Prove that $M_{t}=\exp \left(\lambda \sum_{s=1}^{t} X_{s}\right)$ is a $\mathbb{F}$-submartingale for any $\lambda \in \mathbb{R}$.
\begin{proof}
Notice that $M_t = \exp(\lambda \sum_{s=1}^t X_s) = \exp(\lambda \sum_{s=1}^{t-1} X_s)\exp(\lambda X_t) = \exp(\lambda X_t) M_{t-1}$.
Therefore we have
\begin{equation*}
\begin{aligned}
\mathbb{E}\left[M_{t} \mid \mathcal{F}_{t-1}\right]
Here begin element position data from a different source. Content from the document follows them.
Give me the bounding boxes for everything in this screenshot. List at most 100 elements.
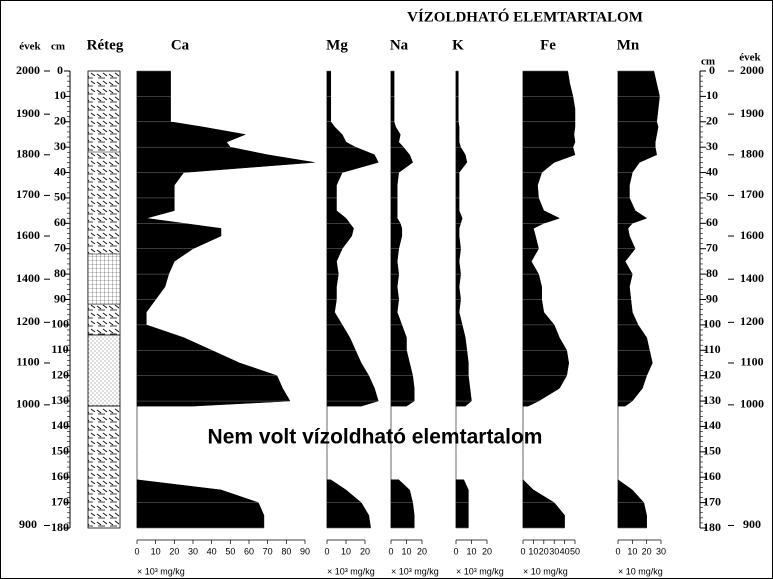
depth-tick-label: 130 xyxy=(51,393,69,407)
x-tick-label: 30 xyxy=(549,546,559,556)
year-tick-label: 1600 xyxy=(740,228,764,242)
depth-tick-label: 10 xyxy=(54,88,66,102)
depth-tick-label: 30 xyxy=(706,139,718,153)
layer-column xyxy=(87,334,121,407)
depth-label-right: cm xyxy=(701,56,715,68)
year-tick-label: 900 xyxy=(743,517,761,531)
x-tick-label: 70 xyxy=(263,546,273,556)
depth-tick-label: 90 xyxy=(54,291,66,305)
x-tick-label: 0 xyxy=(324,546,329,556)
depth-tick-label: 0 xyxy=(709,63,715,77)
x-tick-label: 20 xyxy=(539,546,549,556)
x-tick-label: 90 xyxy=(300,546,310,556)
x-tick-label: 0 xyxy=(453,546,458,556)
year-tick-label: 1700 xyxy=(16,187,40,201)
year-tick-label: 1900 xyxy=(16,106,40,120)
depth-tick-label: 10 xyxy=(706,88,718,102)
depth-tick-label: 170 xyxy=(51,494,69,508)
depth-tick-label: 140 xyxy=(703,418,721,432)
x-unit: × 10 mg/kg xyxy=(523,566,568,576)
year-tick-label: 1400 xyxy=(16,271,40,285)
column-title: Mg xyxy=(326,37,348,53)
x-unit: × 10³ mg/kg xyxy=(137,566,185,576)
year-tick-label: 2000 xyxy=(740,63,764,77)
x-tick-label: 10 xyxy=(627,546,637,556)
depth-tick-label: 0 xyxy=(57,63,63,77)
depth-tick-label: 150 xyxy=(703,444,721,458)
year-tick-label: 900 xyxy=(19,517,37,531)
column-title: K xyxy=(452,37,464,53)
depth-tick-label: 60 xyxy=(706,215,718,229)
year-tick-label: 2000 xyxy=(16,63,40,77)
x-tick-label: 40 xyxy=(207,546,217,556)
depth-tick-label: 80 xyxy=(54,266,66,280)
x-unit: × 10³ mg/kg xyxy=(327,566,375,576)
x-tick-label: 30 xyxy=(656,546,666,556)
year-tick-label: 1900 xyxy=(740,106,764,120)
year-tick-label: 1000 xyxy=(16,397,40,411)
layer-column xyxy=(87,405,121,529)
depth-tick-label: 160 xyxy=(703,469,721,483)
year-tick-label: 1200 xyxy=(740,314,764,328)
depth-tick-label: 70 xyxy=(54,240,66,254)
depth-tick-label: 30 xyxy=(54,139,66,153)
x-tick-label: 0 xyxy=(134,546,139,556)
annotation: Nem volt vízoldható elemtartalom xyxy=(208,426,543,449)
x-tick-label: 50 xyxy=(225,546,235,556)
x-tick-label: 10 xyxy=(341,546,351,556)
x-tick-label: 20 xyxy=(417,546,427,556)
depth-tick-label: 180 xyxy=(51,520,69,534)
depth-tick-label: 70 xyxy=(706,240,718,254)
depth-tick-label: 150 xyxy=(51,444,69,458)
layer-column xyxy=(87,253,121,305)
years-label-left: évek xyxy=(19,41,41,53)
column-title: Mn xyxy=(617,37,640,53)
year-tick-label: 1800 xyxy=(16,147,40,161)
year-tick-label: 1800 xyxy=(740,147,764,161)
depth-tick-label: 120 xyxy=(703,367,721,381)
depth-tick-label: 40 xyxy=(706,164,718,178)
depth-tick-label: 90 xyxy=(706,291,718,305)
x-tick-label: 10 xyxy=(466,546,476,556)
year-tick-label: 1100 xyxy=(16,355,39,369)
depth-tick-label: 50 xyxy=(706,190,718,204)
x-tick-label: 60 xyxy=(244,546,254,556)
depth-tick-label: 40 xyxy=(54,164,66,178)
depth-tick-label: 140 xyxy=(51,418,69,432)
year-tick-label: 1200 xyxy=(16,314,40,328)
years-label-right: évek xyxy=(739,52,761,64)
year-tick-label: 1600 xyxy=(16,228,40,242)
year-tick-label: 1400 xyxy=(740,271,764,285)
depth-tick-label: 60 xyxy=(54,215,66,229)
depth-tick-label: 100 xyxy=(51,317,69,331)
x-tick-label: 80 xyxy=(281,546,291,556)
depth-tick-label: 50 xyxy=(54,190,66,204)
x-tick-label: 20 xyxy=(169,546,179,556)
column-title: Fe xyxy=(540,37,556,53)
depth-tick-label: 100 xyxy=(703,317,721,331)
x-tick-label: 0 xyxy=(615,546,620,556)
year-tick-label: 1700 xyxy=(740,187,764,201)
chart-title: VÍZOLDHATÓ ELEMTARTALOM xyxy=(407,8,643,25)
x-unit: × 10³ mg/kg xyxy=(391,566,439,576)
x-tick-label: 10 xyxy=(528,546,538,556)
x-tick-label: 0 xyxy=(520,546,525,556)
depth-tick-label: 80 xyxy=(706,266,718,280)
depth-tick-label: 180 xyxy=(703,520,721,534)
year-tick-label: 1000 xyxy=(740,397,764,411)
x-tick-label: 10 xyxy=(401,546,411,556)
column-title: Ca xyxy=(171,37,190,53)
x-unit: × 10 mg/kg xyxy=(618,566,663,576)
depth-tick-label: 20 xyxy=(706,114,718,128)
depth-tick-label: 130 xyxy=(703,393,721,407)
x-tick-label: 20 xyxy=(482,546,492,556)
x-tick-label: 30 xyxy=(188,546,198,556)
x-tick-label: 20 xyxy=(360,546,370,556)
x-tick-label: 40 xyxy=(560,546,570,556)
depth-tick-label: 110 xyxy=(703,342,720,356)
depth-tick-label: 20 xyxy=(54,114,66,128)
year-tick-label: 1100 xyxy=(740,355,763,369)
depth-tick-label: 120 xyxy=(51,367,69,381)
&= \mathbb{E}\left[\exp(\lambda X_t) M_{t-1} \mid \mathcal{F}_{t-1}\right]\\
&= M_{t-1} \mathbb{E}\left[\exp(\lambda X_t) \mid \mathcal{F}_{t-1}\right]\\
&\geq M_{t-1} \exp(\lambda \mathbb{E}\left[X_{t} \mid \mathcal{F}_{t-1}\right])\\
&= M_{t-1},
\end{aligned}
\end{equation*}
where the inequality follows from Jenson's inequality.
\end{proof}
\noindent\textbf{9.2} Let $\Delta_{\min} = \min_{i:\Delta_i>0} \Delta_i$. Show there exists a universal constant $C > 0$ such that the regret of MOSS is bounded by
\begin{align*}
R_n \leq Ck\Delta_{\min} \log^+(\frac{n\Delta_{\min}^2}{k}) + \sum_{i=1}^{k} \Delta_i
\end{align*}
\begin{proof}
\begin{align*}
R_n &= \sum_{i=1}^k \Delta_i \EE{T_i(n)} \\
&\leq \Delta_i + \Delta_i\EE{\sum_{i=k+1}^{n}\bOne{A_t=i; UCB_i(t)>\mu_i + \frac{\Delta_i}{2}}} + \Delta_i\EE{\sum_{i=k+1}^{n}\bOne{ UCB_1(t)\leq\mu_1 - \frac{\Delta_i}{2}}} \\
&\leq \Delta_i + \underbrace{\Delta_i\EE{\sum_{s=1}^{n}\bOne{\hat{\mu}_{i,s}+\sqrt{\frac{4}{s}\log^+(\frac{n}{ks})}>\mu_i+\frac{\Delta}{2}}}}_{(a)} + \underbrace{\Delta_i\EE{\sum_{i=k+1}^{n}\bOne{ UCB_1(t)\leq\mu_1 - \frac{\Delta_i}{2}}}}_{(b)}
\end{align*}
To bound (a), from lemma 8.2 we have that
\begin{align*}
&\Delta_i\EE{\sum_{s=1}^{n}\bOne{\hat{\mu}_{i,s}+\sqrt{\frac{4}{s}\log^+(\frac{n}{ks})}>\mu_i+\frac{\Delta}{2}}}\\
&\leq \Delta_i(1+\frac{4}{\Delta_i^2}(\log^+\frac{n\Delta_i^2}{K}+\sqrt{\pi \log^+\frac{n\Delta_i^2}{K}}+1))\\
&= O(\frac{1}{\Delta_i}\log^+\frac{n\Delta_i^2}{K})
\end{align*}
Then we turn to bound (b), using lemma 9.3 we have that
\begin{align*}
&\Delta_i\EE{\sum_{i=k+1}^{n}\bOne{ UCB_1(t)\leq\mu_1 - \frac{\Delta_i}{2}}}\\
&= \Delta_i\sum_{t=k+1}^n \PP{UCB_1(t)\leq \mu_1 - \frac{\Delta_i}{2}}\\
&\leq \frac{60K}{\Delta_i} = O(\frac{K}{\Delta_i})
\end{align*}
Thus we can have
\begin{align*}
\Delta_i\EE{T_i(n)} \leq O(\Delta_i + \frac{\log^+\frac{n\Delta_i^2}{K}}{\Delta_i} + \frac{K}{\Delta_i}) = O(\Delta_i + \frac{\log^+\frac{n\Delta_i^2}{K}}{\Delta_i})
\end{align*}
\begin{align*}
R_n = \sum_{i=1}^{k}\Delta_i\EE{T_i(n)} \leq O(\sum_{i=1}^k\Delta_i+\frac{K\log^+\frac{n\Delta_{\min}^2}{K}}{\Delta_{\min}})
\end{align*}
\end{proof}